Jim Cracchiolo, chairman and CEO of the company, said “while we appreciate Treasury’s approval of our application, we have elected not to accept funding. We have carefully evaluated our current position and expectations for the future, and we are confident that our current capital position and access to potential additional funding sources are more than adequate”. Other companies are still deciding whether or not to accept the money.

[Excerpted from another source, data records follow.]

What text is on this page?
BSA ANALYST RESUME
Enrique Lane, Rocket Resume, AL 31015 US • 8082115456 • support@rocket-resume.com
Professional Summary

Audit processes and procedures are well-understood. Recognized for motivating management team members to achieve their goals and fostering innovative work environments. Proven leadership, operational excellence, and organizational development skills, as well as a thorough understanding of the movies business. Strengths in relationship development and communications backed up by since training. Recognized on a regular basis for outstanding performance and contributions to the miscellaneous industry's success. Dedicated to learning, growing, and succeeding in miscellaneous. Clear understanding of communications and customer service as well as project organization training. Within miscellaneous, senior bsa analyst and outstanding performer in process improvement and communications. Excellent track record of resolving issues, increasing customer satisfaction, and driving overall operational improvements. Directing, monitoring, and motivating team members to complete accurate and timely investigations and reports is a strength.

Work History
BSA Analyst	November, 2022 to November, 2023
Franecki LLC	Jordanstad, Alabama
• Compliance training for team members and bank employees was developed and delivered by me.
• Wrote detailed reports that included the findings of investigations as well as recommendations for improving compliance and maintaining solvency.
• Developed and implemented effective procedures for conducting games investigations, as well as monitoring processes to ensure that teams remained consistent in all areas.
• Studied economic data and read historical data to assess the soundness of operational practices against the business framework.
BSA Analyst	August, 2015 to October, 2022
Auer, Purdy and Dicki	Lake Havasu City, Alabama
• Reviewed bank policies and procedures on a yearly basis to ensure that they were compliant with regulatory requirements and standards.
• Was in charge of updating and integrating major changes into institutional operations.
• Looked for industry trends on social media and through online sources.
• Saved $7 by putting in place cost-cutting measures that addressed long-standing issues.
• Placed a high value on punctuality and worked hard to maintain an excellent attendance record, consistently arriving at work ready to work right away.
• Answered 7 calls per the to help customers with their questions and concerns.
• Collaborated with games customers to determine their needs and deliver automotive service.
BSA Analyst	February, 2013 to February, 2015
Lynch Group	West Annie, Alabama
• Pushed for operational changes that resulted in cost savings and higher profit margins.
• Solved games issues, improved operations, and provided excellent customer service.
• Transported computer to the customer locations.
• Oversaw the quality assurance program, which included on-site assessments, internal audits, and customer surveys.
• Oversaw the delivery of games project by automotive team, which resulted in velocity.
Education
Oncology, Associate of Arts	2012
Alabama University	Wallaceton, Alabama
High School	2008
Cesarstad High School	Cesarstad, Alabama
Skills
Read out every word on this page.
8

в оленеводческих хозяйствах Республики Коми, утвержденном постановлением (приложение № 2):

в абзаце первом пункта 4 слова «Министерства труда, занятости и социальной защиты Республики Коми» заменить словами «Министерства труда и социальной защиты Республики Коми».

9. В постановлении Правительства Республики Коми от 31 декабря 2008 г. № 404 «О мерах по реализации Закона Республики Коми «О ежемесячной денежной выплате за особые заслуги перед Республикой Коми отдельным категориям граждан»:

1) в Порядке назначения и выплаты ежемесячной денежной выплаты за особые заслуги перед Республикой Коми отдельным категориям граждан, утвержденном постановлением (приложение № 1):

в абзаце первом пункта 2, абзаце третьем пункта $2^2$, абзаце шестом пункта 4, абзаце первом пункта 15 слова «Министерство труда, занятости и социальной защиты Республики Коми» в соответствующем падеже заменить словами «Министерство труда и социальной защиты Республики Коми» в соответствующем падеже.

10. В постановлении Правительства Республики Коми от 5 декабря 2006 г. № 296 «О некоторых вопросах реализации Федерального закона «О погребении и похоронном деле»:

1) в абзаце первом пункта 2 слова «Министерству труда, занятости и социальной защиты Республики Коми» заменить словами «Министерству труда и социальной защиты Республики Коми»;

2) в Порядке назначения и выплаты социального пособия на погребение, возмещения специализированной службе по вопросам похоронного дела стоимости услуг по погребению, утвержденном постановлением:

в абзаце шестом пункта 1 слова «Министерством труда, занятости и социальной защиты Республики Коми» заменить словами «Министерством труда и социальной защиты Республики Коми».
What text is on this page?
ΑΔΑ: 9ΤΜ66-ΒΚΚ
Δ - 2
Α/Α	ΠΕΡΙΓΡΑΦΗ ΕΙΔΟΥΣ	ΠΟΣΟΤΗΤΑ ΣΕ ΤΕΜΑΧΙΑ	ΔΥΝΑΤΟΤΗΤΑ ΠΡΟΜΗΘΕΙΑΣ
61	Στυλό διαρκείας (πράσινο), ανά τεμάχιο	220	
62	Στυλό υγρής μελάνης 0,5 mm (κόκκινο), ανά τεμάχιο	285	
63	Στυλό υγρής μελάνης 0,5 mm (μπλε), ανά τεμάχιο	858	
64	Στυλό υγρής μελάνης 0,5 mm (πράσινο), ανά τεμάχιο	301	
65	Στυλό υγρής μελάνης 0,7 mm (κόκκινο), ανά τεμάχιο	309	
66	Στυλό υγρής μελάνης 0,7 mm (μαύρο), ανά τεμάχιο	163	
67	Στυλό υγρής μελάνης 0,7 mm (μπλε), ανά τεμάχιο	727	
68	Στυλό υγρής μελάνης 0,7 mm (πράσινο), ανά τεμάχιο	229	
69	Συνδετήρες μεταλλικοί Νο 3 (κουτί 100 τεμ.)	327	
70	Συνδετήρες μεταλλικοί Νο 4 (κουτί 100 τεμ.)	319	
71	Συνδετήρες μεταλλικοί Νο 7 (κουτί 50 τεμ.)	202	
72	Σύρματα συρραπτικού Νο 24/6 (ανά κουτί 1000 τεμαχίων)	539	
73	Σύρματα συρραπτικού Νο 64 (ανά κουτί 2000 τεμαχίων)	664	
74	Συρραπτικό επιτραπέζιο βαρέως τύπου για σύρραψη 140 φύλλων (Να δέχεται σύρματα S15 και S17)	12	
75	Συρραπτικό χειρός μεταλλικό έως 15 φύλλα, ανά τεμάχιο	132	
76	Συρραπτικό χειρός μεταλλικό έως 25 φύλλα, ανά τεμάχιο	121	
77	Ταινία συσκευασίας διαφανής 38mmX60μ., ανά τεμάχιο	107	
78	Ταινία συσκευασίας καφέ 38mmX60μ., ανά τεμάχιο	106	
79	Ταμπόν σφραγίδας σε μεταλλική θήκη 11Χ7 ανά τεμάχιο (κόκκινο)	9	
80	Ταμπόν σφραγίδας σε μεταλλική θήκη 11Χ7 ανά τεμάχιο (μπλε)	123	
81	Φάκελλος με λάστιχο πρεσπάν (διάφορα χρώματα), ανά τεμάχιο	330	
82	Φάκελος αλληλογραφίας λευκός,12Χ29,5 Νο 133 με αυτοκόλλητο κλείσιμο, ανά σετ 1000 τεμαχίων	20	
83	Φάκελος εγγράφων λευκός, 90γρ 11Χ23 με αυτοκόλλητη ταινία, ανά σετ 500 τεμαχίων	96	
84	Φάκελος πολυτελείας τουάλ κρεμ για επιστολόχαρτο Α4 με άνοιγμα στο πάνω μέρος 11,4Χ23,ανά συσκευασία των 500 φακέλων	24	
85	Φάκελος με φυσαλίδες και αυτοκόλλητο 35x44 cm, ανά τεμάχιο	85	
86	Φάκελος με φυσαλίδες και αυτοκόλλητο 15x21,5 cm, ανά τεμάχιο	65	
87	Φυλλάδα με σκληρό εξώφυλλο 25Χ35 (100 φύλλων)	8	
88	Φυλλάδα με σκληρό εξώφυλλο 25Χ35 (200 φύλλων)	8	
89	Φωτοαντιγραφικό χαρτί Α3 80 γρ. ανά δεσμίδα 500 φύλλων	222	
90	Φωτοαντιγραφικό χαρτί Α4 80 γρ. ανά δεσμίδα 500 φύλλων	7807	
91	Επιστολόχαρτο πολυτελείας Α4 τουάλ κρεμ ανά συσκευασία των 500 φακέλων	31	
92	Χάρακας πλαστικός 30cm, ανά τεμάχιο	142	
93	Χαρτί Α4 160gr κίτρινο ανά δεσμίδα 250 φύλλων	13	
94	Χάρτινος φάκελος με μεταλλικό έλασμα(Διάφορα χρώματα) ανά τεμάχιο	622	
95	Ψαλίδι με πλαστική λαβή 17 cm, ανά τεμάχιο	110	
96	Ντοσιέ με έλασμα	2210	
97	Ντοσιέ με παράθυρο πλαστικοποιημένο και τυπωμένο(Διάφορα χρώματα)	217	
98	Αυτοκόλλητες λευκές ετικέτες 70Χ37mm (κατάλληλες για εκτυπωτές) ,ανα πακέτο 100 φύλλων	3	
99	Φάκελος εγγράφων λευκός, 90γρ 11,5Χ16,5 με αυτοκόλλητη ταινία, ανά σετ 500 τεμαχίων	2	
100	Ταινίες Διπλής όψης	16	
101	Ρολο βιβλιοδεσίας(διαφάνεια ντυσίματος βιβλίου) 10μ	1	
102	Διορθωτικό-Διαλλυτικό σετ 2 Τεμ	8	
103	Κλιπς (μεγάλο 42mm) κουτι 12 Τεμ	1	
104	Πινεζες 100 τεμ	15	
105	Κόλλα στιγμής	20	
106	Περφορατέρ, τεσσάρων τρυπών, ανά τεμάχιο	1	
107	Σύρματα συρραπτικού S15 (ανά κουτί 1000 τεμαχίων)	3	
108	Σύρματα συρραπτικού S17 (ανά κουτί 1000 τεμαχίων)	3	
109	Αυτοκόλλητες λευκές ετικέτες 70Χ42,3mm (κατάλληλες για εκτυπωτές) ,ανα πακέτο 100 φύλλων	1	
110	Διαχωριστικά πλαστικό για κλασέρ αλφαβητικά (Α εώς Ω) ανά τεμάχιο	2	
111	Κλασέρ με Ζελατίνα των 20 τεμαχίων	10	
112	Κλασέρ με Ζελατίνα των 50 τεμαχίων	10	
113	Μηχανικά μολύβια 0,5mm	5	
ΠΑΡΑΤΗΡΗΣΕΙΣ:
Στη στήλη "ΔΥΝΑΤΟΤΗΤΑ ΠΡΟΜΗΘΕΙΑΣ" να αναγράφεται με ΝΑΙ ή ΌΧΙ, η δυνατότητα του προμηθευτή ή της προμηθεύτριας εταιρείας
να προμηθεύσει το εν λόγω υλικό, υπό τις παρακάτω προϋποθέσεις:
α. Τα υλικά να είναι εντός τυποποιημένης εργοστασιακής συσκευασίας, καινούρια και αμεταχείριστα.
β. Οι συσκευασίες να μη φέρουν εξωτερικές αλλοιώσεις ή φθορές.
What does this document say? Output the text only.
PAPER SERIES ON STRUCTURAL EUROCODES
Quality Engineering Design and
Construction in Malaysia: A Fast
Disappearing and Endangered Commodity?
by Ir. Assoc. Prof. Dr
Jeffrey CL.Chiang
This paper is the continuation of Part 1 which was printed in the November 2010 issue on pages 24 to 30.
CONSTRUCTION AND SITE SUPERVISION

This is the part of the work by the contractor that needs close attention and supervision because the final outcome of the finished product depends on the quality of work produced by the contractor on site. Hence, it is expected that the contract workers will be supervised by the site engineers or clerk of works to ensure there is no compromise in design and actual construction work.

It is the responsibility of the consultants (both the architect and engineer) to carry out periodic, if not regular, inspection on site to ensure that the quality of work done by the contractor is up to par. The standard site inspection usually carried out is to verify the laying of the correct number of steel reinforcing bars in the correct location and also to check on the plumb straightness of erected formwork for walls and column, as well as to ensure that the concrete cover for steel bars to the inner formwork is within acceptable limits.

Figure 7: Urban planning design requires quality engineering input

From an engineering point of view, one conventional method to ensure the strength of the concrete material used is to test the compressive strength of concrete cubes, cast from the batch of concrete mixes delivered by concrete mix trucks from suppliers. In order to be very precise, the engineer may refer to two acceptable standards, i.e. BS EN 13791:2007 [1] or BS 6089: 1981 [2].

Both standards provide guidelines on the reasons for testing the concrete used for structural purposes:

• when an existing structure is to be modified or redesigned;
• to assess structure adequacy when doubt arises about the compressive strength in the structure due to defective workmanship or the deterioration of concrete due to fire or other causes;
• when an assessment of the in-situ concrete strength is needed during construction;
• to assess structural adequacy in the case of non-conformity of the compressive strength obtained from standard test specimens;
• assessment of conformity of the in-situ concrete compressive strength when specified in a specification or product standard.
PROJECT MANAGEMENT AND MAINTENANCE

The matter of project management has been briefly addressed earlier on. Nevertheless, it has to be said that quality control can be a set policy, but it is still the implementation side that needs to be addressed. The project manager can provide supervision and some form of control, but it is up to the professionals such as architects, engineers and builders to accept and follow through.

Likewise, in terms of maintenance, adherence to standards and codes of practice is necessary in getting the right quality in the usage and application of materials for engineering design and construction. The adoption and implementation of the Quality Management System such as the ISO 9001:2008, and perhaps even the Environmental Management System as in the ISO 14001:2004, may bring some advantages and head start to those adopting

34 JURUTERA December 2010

Like the banks, the insurance boys are concerned about the government placing limits on executive pay. There are other concerns, but pay limits seems to be the driving force behind declining the offer.
My View
Many years ago I was associated with a company that was in dire financial straits. The company was hocked to the hilt and it was obvious they would fail. The owners brought in some advisors to discuss alternatives for survival. It didn’t take long to realize the advisor’s intentions were to take over the company for them selves, so they were dismissed. But what has stuck in my mind are the extreme measures the advisors told us we must take in order to survive. One example was as follows: “When you are down to your last lead pencil and you come to me for a new one, you will need to bring your used pencil. If the pencil is more than two inches long, you will not be given a new one”. The company closed down three months later.
The decision makers of the companies that have received TARP money or been offered TARP money must make decisions based on sound judgments. That sound judgment must have the company’s overall best interest in mind. If not, then the decisions are not sound. And it appears most CEO’s are making decisions based on what got them in trouble in the first place — greed.
Of all the things that can affect a company’s survival, the amount of money paid to executives is not a factor as they and their ardent supports would have us believe. Common sense tells us that. You must remember that in order to get those ungodly pay packages these executives have to convince the public otherwise. If unsuccessful in their efforts, they have to accept a reasonable pay. So they are not going to give up on that idea. They have nothing to loose by fighting the fight and every thing to gain if they win.
If a CEO makes a decision to accept or not accept financial help based on whether or not his pay package is affected, then one of two things are at work — the company really does not need help and they are simply looking for free money or the CEO is willing to let the company fail for totally selfish reasons. Therefore, as for as we the taxpayers are concerned, the offer for help should be immediately withdrawn if the CEO even balks at the idea of limited executive pay. PERIOD!! But we the taxpayers have no say-so in the matter. Our only purpose in life, as far as they and our elected and appointed officials are concerned, is to supply the money.